The labor talks take place as the US recovers from an unprecedented supply-chain crisis sparked by the Covid-19 pandemic. At stake in the negotiations is no less than the recovery of the world’s biggest economy, already dealing with the most pernicious inflation in four decades, shortages of products ranging from baby formula to air-conditioner parts, and growing fears that another shock could tilt the country into a recession.  

The negotiations are also happening amid an influx of cargo as retailers stock up on back-to-school and holiday goods and as the nation’s largest port deals with bottlenecks across the board. Railroads and warehouses remain clogged and truck gates are going unused. 

The port continues to work with Union Pacific Corp. and BNSF Railway Co. around the clock to address the backlog of rail-cargo containers, Seroka said, noting that more than one-third of boxes arriving at the hub will be transported into the country by rail. 

He added the port must also work to shorten turnaround times for truckers.

“We’re keeping our pulse to the market to make sure that we’re catering to this all-important truckers segment,” Seroka said. “On average during the week, we’re working 19 hours a day, day- and night-side shifts.
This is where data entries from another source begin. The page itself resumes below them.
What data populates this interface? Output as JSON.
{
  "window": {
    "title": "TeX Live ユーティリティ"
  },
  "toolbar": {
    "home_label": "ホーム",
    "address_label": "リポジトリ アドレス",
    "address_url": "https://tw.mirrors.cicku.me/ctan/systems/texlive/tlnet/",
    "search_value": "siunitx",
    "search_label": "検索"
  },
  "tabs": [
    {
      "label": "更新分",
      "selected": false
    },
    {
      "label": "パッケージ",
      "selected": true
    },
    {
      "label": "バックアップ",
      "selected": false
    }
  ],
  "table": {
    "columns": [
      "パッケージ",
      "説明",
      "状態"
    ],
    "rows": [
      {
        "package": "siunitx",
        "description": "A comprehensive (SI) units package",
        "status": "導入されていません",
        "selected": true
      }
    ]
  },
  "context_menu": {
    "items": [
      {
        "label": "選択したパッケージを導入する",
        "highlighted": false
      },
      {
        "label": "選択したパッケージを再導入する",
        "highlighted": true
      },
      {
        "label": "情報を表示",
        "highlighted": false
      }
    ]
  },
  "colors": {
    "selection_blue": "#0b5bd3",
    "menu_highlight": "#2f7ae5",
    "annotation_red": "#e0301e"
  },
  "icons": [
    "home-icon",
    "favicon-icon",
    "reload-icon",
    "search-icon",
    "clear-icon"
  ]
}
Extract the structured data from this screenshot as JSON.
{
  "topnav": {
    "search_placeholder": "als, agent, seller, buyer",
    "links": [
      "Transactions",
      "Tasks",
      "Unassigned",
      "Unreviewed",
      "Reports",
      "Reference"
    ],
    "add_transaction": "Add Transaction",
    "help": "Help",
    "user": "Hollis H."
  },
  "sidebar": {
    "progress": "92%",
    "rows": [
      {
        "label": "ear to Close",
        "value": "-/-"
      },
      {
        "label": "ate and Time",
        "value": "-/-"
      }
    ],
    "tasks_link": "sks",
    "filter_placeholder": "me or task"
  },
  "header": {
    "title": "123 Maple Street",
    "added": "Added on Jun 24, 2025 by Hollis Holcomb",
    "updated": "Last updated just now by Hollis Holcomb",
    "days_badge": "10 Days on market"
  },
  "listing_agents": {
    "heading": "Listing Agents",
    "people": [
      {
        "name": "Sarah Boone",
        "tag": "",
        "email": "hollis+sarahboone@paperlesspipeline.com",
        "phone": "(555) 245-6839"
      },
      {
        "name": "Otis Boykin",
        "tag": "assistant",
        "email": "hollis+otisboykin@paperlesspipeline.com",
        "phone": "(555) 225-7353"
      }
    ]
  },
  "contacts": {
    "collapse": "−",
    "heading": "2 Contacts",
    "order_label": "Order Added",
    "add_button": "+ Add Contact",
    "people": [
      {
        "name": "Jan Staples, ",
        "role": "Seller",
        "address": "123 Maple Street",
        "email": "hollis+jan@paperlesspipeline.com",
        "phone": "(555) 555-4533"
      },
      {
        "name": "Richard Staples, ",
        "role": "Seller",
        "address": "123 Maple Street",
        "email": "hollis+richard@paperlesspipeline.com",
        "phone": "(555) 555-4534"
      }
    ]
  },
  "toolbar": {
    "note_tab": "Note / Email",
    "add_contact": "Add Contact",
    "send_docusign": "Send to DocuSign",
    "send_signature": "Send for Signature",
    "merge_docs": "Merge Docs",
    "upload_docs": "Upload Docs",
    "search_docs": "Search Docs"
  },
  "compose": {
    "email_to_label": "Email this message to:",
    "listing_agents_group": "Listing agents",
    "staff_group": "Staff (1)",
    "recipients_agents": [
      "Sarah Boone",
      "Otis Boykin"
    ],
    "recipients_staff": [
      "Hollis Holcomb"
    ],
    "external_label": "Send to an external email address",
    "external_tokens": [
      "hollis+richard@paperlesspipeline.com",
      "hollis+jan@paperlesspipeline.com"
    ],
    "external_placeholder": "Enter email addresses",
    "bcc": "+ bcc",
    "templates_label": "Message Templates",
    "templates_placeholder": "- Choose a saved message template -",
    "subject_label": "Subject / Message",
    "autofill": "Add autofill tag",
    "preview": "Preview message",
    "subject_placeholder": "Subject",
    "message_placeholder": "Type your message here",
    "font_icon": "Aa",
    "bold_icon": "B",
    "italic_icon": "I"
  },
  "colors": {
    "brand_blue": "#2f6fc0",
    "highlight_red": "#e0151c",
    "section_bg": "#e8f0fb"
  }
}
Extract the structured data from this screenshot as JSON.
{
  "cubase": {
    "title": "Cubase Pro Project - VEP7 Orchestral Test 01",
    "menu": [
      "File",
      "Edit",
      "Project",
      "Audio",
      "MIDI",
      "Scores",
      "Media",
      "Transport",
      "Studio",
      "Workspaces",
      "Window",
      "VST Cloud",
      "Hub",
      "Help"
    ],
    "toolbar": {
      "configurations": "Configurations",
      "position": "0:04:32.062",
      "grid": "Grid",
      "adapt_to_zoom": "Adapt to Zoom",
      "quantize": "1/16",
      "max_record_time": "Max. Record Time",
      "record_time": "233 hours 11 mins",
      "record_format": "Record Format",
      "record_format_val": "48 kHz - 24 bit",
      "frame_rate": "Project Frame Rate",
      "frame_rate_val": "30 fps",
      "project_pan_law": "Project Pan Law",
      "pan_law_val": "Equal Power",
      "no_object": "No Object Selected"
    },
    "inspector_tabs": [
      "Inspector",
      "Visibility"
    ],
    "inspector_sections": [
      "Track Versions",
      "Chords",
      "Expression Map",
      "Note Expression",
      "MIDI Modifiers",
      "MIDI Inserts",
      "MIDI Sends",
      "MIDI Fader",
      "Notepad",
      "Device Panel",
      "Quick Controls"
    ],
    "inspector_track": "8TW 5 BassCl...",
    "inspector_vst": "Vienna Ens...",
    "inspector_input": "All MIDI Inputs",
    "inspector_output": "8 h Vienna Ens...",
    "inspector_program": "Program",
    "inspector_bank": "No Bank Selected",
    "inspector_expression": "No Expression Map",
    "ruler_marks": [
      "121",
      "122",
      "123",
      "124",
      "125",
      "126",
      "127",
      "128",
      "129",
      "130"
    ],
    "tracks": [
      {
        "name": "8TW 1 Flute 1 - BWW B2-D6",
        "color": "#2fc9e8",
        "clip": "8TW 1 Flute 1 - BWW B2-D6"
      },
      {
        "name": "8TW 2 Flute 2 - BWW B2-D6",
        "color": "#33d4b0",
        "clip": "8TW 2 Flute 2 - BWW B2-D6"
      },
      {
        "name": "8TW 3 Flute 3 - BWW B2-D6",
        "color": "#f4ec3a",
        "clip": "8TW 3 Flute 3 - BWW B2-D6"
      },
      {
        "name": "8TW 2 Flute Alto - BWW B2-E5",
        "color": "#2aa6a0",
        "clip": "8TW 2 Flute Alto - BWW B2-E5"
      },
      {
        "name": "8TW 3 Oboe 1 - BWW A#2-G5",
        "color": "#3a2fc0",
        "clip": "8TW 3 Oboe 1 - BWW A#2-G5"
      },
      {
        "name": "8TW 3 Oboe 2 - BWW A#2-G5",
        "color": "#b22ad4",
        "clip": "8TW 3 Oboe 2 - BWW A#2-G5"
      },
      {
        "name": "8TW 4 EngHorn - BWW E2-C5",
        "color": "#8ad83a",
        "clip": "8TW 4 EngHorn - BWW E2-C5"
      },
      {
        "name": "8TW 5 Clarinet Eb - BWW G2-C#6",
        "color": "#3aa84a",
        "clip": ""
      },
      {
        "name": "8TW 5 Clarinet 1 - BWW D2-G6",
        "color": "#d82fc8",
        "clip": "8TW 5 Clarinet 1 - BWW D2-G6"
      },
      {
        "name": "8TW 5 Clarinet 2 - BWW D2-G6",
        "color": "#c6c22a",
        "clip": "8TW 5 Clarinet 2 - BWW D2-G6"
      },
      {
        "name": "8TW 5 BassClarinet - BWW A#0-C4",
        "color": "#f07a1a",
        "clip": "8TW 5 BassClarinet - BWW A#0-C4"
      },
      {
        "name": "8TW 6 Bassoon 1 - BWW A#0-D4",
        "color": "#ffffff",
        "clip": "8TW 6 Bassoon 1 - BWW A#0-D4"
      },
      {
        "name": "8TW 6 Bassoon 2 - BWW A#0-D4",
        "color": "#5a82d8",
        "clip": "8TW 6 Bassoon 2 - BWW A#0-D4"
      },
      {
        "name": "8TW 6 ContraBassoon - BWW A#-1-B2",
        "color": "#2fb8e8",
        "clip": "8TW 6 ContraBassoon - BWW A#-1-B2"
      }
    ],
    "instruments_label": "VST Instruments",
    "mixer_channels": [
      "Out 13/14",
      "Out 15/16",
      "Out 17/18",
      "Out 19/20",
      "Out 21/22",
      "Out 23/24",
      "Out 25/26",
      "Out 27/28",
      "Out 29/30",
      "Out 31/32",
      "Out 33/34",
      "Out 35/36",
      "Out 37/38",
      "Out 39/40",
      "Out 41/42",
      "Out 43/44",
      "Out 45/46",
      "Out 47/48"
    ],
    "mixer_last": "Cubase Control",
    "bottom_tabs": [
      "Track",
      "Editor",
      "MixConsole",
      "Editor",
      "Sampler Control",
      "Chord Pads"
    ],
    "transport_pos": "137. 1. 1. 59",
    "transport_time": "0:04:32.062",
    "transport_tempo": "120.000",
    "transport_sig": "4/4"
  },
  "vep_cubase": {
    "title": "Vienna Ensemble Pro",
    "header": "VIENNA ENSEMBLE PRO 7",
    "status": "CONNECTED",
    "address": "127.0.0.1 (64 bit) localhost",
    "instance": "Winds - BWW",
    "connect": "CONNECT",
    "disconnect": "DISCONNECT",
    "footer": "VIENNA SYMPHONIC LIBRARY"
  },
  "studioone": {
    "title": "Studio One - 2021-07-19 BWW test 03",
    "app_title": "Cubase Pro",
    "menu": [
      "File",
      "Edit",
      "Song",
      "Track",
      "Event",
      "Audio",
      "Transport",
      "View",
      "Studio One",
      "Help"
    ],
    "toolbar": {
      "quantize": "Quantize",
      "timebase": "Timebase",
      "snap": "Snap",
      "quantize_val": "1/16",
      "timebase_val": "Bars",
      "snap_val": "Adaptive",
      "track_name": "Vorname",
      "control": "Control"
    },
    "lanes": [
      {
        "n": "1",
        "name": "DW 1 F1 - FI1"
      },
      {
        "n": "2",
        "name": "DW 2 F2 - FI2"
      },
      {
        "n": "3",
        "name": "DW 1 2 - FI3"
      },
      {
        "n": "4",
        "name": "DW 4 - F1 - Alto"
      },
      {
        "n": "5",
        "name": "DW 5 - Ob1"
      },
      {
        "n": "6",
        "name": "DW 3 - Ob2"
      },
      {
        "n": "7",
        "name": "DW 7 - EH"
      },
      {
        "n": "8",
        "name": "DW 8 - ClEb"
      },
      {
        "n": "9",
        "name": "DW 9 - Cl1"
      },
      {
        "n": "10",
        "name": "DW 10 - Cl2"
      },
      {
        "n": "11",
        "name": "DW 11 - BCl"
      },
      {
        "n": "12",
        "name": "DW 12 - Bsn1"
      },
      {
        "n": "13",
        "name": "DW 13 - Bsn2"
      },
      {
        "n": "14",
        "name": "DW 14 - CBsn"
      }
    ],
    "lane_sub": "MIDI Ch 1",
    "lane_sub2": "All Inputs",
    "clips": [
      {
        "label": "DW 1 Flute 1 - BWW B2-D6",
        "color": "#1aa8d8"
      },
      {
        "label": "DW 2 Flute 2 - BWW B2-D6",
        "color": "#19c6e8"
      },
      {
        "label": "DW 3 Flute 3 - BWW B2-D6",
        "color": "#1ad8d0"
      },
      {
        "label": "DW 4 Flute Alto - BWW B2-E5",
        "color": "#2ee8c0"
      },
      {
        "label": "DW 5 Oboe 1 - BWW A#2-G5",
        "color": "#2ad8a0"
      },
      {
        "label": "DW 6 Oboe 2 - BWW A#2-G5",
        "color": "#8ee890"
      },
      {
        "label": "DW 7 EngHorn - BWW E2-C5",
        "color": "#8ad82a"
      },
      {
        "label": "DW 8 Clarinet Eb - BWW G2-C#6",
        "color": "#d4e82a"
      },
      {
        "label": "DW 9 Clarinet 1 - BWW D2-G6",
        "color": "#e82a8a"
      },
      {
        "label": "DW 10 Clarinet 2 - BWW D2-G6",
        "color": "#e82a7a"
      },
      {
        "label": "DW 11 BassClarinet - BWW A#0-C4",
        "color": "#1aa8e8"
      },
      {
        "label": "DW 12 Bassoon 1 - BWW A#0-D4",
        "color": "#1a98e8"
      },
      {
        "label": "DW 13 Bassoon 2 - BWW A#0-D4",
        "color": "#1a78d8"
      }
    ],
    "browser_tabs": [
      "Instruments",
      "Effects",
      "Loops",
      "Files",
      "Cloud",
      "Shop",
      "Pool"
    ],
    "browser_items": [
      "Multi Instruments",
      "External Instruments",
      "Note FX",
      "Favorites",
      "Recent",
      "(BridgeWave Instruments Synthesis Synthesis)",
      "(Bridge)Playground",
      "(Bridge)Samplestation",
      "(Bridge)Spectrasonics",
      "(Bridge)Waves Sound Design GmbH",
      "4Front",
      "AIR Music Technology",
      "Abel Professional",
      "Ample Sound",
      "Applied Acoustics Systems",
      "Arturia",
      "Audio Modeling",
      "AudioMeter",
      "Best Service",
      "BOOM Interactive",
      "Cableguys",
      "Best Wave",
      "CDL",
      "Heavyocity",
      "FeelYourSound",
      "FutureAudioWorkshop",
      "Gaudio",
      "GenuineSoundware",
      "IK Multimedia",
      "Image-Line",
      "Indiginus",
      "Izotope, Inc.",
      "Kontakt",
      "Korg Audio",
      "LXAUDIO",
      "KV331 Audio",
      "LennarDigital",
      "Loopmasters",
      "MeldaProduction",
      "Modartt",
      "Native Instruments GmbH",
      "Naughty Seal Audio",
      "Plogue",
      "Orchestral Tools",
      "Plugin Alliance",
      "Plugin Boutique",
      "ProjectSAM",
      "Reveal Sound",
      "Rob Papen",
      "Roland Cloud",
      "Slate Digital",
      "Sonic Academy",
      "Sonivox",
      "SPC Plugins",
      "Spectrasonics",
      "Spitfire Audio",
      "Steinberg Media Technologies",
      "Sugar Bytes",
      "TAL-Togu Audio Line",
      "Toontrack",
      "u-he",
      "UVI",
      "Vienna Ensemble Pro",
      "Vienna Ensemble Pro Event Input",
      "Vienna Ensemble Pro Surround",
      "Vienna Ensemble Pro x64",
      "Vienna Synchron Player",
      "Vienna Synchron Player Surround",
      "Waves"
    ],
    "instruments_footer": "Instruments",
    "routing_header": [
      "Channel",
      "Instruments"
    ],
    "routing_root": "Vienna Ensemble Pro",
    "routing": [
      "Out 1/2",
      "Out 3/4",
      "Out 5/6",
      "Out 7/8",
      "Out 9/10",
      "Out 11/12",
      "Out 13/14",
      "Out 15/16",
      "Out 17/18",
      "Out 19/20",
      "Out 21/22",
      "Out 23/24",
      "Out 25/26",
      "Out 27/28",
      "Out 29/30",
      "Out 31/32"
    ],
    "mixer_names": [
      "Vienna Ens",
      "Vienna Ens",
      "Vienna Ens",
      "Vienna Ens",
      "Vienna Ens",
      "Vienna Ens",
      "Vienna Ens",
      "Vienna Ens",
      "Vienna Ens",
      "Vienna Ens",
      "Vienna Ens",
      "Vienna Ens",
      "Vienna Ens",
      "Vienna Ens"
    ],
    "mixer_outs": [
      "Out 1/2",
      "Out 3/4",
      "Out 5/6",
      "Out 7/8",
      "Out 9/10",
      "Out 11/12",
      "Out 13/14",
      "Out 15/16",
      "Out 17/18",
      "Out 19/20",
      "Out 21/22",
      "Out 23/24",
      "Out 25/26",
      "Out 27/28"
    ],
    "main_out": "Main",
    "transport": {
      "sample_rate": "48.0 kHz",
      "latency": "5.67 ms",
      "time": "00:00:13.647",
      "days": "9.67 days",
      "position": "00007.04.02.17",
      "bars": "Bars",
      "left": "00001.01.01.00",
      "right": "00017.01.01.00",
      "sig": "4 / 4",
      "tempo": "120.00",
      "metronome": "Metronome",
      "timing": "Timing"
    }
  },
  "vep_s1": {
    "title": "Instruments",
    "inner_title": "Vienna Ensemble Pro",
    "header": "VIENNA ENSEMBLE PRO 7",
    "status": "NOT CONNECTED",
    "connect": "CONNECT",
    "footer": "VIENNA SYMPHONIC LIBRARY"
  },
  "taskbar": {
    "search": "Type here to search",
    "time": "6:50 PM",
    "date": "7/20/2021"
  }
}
Many of our marine terminals have introduced flex hours, opening a little earlier, making sure lunch time has work happening, and closing a little bit later.”

Seroka is expecting bookings from Asia to remain strong, and while some retailers are already looking at high inventory levels, he expects different categories of goods to arrive in the US in the second half of the year, including fall fashion and retail holiday-season products. “The June numbers will rival our best June ever set just last year, and we’re matching, box for box, our record-setting 2021,” he said.

“Second-quarter numbers economically should look pretty good,” Seroka said, but added that the US may have a “bumpy landing.”